The only disconcerting element is the fact that Senator Hillary Clinton appears
in so many scenes with so many of the actors, the viewer starts thinking back
on the film, wondering if she had an uncredited supporting role somewhere.
"The Magic of Finding Neverland" is surprising in that while fairly
short for a standard making-of documentary, it goes out of its way inform the
viewer about the lead actors' backgrounds. There's a good bit of Captain Jack
Sparrow footage from Pirates of the Carribbean for Depp, as well as a
dose of Edward Scissorhands, and for Winslet not only is there the obligatory
Titanic reference but also scenes from Iris and the magnificent
Finally, "Creating Neverland" is a short documentary outlining how technology
was used to blend the fantasy and reality into a seamless whole. The green screen
process used for special effects is pretty much familar to everyone who pays
attention to moviemaking, and while the end product is impressive, the element
of mystery has long since faded. What was truly impressive was how computer-controlled
camera work was used to create scenes where the special effects pass unnoticed.

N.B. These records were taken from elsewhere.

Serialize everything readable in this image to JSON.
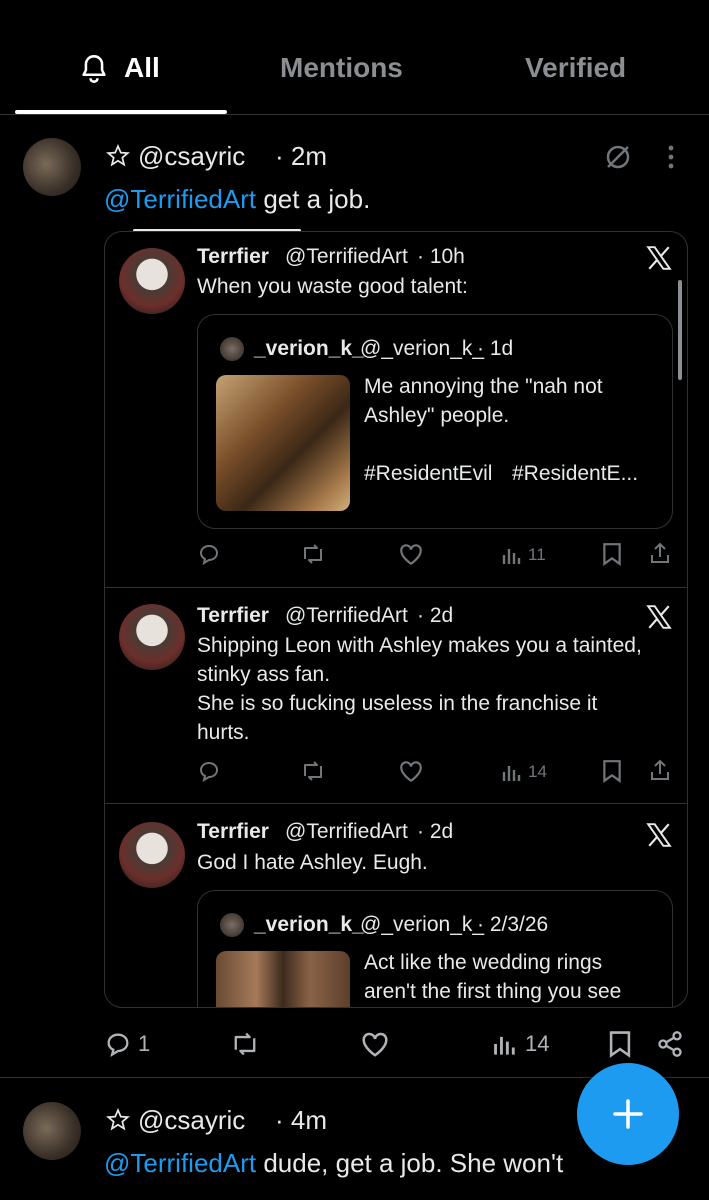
{
  "tabs": {
    "all": "All",
    "mentions": "Mentions",
    "verified": "Verified"
  },
  "post1": {
    "handle": "@csayric",
    "time": "· 2m",
    "mention": "@TerrifiedArt",
    "text": " get a job."
  },
  "q1": {
    "name": "Terrfier",
    "handle": "@TerrifiedArt",
    "time": "· 10h",
    "text": "When you waste good talent:"
  },
  "q1inner": {
    "name": "_verion_k_",
    "handle": "@_verion_k_",
    "time": "· 1d",
    "line1": "Me annoying the \"nah not",
    "line2": "Ashley\" people.",
    "tag1": "#ResidentEvil",
    "tag2": "#ResidentE..."
  },
  "q1stats": {
    "views": "11"
  },
  "q2": {
    "name": "Terrfier",
    "handle": "@TerrifiedArt",
    "time": "· 2d",
    "line1": "Shipping Leon with Ashley makes you a tainted,",
    "line2": "stinky ass fan.",
    "line3": "She is so fucking useless in the franchise it",
    "line4": "hurts."
  },
  "q2stats": {
    "views": "14"
  },
  "q3": {
    "name": "Terrfier",
    "handle": "@TerrifiedArt",
    "time": "· 2d",
    "text": "God I hate Ashley. Eugh."
  },
  "q3inner": {
    "name": "_verion_k_",
    "handle": "@_verion_k_",
    "time": "· 2/3/26",
    "line1": "Act like the wedding rings",
    "line2": "aren't the first thing you see"
  },
  "post1stats": {
    "replies": "1",
    "views": "14"
  },
  "post2": {
    "handle": "@csayric",
    "time": "· 4m",
    "mention": "@TerrifiedArt",
    "text": " dude, get a job. She won't"
  },
  "colors": {
    "accent": "#1d9bf0",
    "bg": "#000000",
    "border": "#2f3336",
    "muted": "#71767b"
  }
}
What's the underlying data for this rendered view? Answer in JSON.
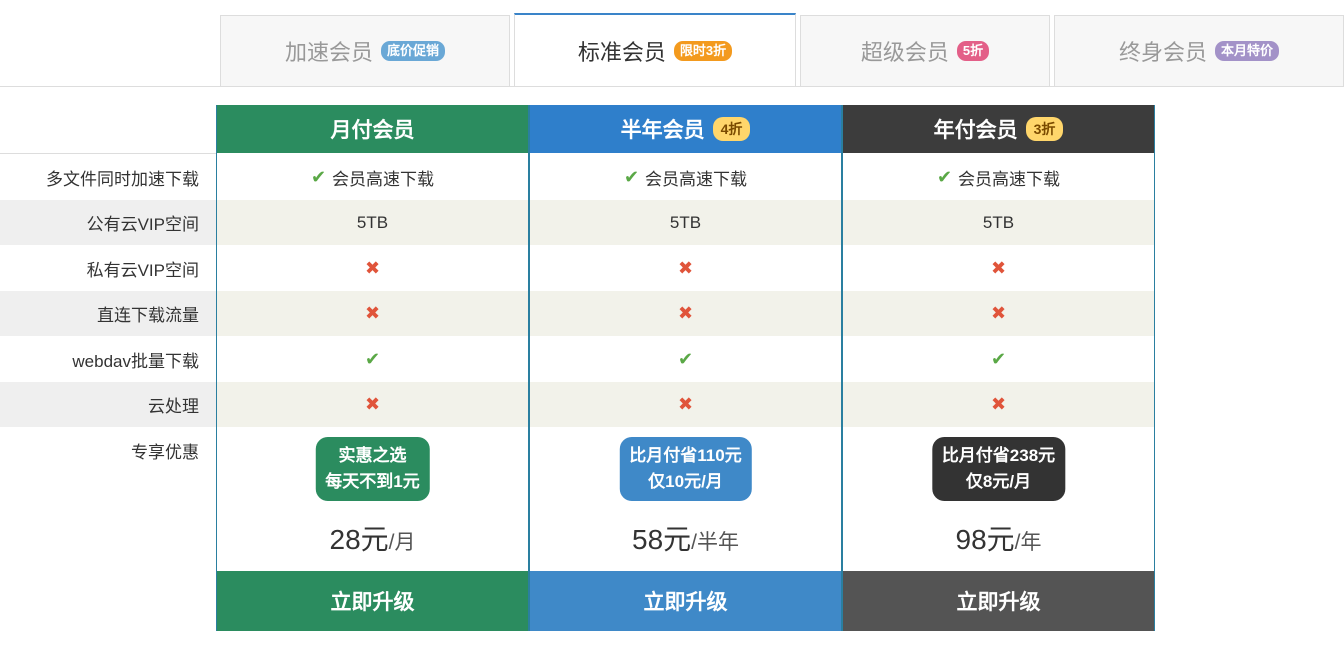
{
  "tabs": [
    {
      "label": "加速会员",
      "badge": "底价促销",
      "badge_color": "#6aa8d6",
      "active": false
    },
    {
      "label": "标准会员",
      "badge": "限时3折",
      "badge_color": "#f39a1e",
      "active": true
    },
    {
      "label": "超级会员",
      "badge": "5折",
      "badge_color": "#e35f88",
      "active": false
    },
    {
      "label": "终身会员",
      "badge": "本月特价",
      "badge_color": "#a392c8",
      "active": false
    }
  ],
  "row_labels": [
    "多文件同时加速下载",
    "公有云VIP空间",
    "私有云VIP空间",
    "直连下载流量",
    "webdav批量下载",
    "云处理",
    "专享优惠"
  ],
  "plans": [
    {
      "name": "月付会员",
      "discount": "",
      "header_color": "#2b8c5f",
      "button_color": "#2b8c5f",
      "features": {
        "accel": "会员高速下载",
        "public_space": "5TB",
        "private_space": false,
        "direct_traffic": false,
        "webdav": true,
        "cloud": false
      },
      "offer_line1": "实惠之选",
      "offer_line2": "每天不到1元",
      "offer_color": "#2b8c5f",
      "price": "28元",
      "unit": "/月",
      "button": "立即升级"
    },
    {
      "name": "半年会员",
      "discount": "4折",
      "header_color": "#2f7fcb",
      "button_color": "#3f89c8",
      "features": {
        "accel": "会员高速下载",
        "public_space": "5TB",
        "private_space": false,
        "direct_traffic": false,
        "webdav": true,
        "cloud": false
      },
      "offer_line1": "比月付省110元",
      "offer_line2": "仅10元/月",
      "offer_color": "#3f89c8",
      "price": "58元",
      "unit": "/半年",
      "button": "立即升级"
    },
    {
      "name": "年付会员",
      "discount": "3折",
      "header_color": "#3c3c3c",
      "button_color": "#545454",
      "features": {
        "accel": "会员高速下载",
        "public_space": "5TB",
        "private_space": false,
        "direct_traffic": false,
        "webdav": true,
        "cloud": false
      },
      "offer_line1": "比月付省238元",
      "offer_line2": "仅8元/月",
      "offer_color": "#333333",
      "price": "98元",
      "unit": "/年",
      "button": "立即升级"
    }
  ],
  "icons": {
    "check": "check-icon",
    "cross": "cross-icon"
  }
}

The final theatre crowd shot, where the camera swoops over the audience as if
it is held aloft by wires — a la the actress portraying Peter Pan onstage
— and comes to rest on Peter Davies' face in the crowd is a wonderful
piece of camerawork, which would be well nigh impossible without the digital
tools working behind the scenes.
Ultimately, Finding Neverland is a fine film, inspirational in all
the right ways, well-directed and boasting some truly outstanding acting performances.
But when you get right down to it, the film is just as much a fantasy as the
mythical Neverland of Barrie's invention.